Does anyone know of a contour map of this lake???


----------



## PAYARA (Apr 7, 2004)

i just want to fish at this place,just once  ........Ahh


----------



## Lewzer (Apr 5, 2004)

Is that the one off of Mennonite Rd?

If so, shallow,weedy and lots of small carp. A Payara paradise.


----------



## exexec (Apr 12, 2004)

I coworker live on the lake. Says he had a bad summer and invited me to help him ( LOLOLOLOL). It is across from the Bertram Inn off rt 43, I think.


----------



## Steel Cranium (Aug 22, 2005)

It is the one close to Reminderville, west of 43. You need to be with someone who lives there to get legal access. The fishing hasn't been as good there over the last couple+ years since they have been chemically killing weeds for the guys with big boats and bigger houses on the south / east side of the lake. I see it as a challenge to fish there in the open water with only a depth finder, looking for those hidden structure treasures.


----------



## PAYARA (Apr 7, 2004)

Lewzer--i think your talking about Sunny lake....anyway
you ain't lying about the small ones up there...lol....


----------



## Lewzer (Apr 5, 2004)

Yeah, that's the one I was thinking about. Went there in a little jonboat this summer. All those small carp made that place a muddy mess.

The lake exexec is talking about looks interesting.


----------



## ss minnow (Aug 11, 2005)

Aurora lake is private. It used to be a real lilly pad lake. If memory serves, it was a, dare I say a pay lake with a boat livery and a small shore fishing area..nice though. Fourty years ago, maybe as early as 30 years. Now you do need to live there, or be invited and escorted by a resident. It is patrolled regularly. I have observed and heard it is in a common struggle between recreational boating and trying to keep it natural...The older homes on the one side of the lake blame the newer homes on the other side of the lake for all the "progress".


----------



## Nipididdee (Apr 19, 2004)

Aurora Shores- my best buddy and codirector has fished it the past 20 years and is one of the few "full time" bassers on the lake. 

It's chuck loaded with toads, numbers too. I went out with him couple times this year and pretty amazed at the offerings. 

There is a solid skinny flip bite there year round. Big & dumb too.

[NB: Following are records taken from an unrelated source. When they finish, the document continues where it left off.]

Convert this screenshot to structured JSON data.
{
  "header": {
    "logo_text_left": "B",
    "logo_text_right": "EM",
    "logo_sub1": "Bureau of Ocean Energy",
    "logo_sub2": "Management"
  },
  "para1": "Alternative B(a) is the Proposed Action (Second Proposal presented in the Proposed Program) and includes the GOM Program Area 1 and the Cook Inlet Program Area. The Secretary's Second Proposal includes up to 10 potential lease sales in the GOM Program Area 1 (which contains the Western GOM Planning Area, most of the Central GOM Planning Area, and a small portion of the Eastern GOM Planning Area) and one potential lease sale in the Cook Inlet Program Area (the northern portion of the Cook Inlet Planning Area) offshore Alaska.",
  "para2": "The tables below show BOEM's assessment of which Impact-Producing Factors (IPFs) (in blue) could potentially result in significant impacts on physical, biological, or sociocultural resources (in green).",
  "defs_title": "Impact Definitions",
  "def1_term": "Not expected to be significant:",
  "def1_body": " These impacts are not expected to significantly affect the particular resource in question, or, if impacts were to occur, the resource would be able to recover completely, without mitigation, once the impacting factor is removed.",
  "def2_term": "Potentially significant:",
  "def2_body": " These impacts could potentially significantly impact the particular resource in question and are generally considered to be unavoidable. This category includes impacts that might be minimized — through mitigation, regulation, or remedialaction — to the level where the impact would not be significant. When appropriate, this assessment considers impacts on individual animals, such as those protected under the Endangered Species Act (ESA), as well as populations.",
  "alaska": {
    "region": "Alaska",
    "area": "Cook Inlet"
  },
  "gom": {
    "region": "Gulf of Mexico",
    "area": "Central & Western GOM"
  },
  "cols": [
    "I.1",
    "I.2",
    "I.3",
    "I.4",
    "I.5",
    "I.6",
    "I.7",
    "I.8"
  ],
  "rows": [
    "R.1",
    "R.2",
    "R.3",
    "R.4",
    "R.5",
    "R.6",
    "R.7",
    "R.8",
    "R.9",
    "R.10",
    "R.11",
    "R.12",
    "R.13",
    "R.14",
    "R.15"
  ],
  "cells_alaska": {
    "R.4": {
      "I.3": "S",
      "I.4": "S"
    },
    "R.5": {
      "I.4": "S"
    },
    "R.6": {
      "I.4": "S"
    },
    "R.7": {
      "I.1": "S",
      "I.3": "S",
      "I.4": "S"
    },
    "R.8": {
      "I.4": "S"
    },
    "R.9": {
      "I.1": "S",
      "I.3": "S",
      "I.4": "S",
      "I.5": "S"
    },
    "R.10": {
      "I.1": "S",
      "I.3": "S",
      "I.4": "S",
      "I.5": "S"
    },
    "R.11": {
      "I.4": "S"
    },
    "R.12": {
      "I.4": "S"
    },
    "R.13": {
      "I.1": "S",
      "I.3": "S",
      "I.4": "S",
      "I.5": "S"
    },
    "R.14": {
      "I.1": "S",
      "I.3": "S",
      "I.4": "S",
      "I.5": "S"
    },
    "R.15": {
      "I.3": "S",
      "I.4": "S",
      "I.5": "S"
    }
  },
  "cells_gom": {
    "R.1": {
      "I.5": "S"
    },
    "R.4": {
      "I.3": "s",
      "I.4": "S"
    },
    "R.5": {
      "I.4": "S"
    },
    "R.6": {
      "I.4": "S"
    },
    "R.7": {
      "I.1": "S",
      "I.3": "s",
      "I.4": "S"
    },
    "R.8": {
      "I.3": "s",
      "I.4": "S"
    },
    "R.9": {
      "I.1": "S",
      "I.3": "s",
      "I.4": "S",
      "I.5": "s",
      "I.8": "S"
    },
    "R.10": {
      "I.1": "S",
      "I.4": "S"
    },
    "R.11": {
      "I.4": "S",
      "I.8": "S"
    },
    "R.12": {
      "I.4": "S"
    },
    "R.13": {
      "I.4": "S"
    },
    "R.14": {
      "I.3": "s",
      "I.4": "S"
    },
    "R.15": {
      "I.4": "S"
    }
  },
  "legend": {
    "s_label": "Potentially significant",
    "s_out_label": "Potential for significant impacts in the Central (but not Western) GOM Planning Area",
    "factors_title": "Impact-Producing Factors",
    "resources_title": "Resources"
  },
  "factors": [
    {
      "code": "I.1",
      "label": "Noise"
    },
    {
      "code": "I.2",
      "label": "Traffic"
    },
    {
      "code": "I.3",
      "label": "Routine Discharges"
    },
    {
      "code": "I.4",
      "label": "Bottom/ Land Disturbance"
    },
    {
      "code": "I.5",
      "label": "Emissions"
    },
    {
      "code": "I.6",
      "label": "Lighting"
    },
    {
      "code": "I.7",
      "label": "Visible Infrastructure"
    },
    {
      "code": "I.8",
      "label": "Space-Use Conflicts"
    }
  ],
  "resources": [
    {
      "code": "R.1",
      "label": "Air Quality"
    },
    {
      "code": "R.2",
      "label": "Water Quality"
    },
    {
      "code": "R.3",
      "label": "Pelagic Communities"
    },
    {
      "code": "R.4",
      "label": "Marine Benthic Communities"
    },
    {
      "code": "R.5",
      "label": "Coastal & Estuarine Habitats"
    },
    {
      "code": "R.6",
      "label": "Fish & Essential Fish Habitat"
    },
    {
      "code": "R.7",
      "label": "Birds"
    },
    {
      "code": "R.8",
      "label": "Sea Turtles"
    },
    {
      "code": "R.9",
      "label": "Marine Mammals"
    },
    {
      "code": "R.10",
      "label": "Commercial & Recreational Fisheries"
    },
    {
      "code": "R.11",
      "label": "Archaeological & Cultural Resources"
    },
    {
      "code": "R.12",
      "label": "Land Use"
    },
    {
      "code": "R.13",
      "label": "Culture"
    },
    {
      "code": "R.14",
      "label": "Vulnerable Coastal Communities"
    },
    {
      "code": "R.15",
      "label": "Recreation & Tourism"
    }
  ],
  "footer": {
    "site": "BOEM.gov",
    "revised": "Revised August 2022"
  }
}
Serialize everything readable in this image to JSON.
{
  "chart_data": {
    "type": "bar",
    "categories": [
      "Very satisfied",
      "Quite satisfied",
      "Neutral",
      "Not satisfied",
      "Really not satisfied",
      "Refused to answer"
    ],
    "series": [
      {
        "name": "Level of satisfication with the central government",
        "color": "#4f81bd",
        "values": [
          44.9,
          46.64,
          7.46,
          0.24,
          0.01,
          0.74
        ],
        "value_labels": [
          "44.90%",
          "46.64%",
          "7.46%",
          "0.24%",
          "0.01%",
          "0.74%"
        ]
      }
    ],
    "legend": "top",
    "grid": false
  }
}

You would definately end up with a gang load of probs if tried to fish it as a tresspasser- the bassn' there almost makes it worth a risk! Gotta have the combo to the lock though! lol

Nip
www.dobass.com


----------



## tvfisherman (Apr 16, 2004)

My dad talks about Aurora all the time. Him and his brother fished there all the time in the late 50's and early 60's. Claims it was the best place to ever catch bass. Then, when the developments went up he says it all went to snot. The genius engineers who helped 'develop' the lake actually filled in parts of it for the Aurora Shores community. My mom's friend had a house there that was actually slowly sinking. And you could never step in their backyard without water coming up around your feet. But that's progress.


----------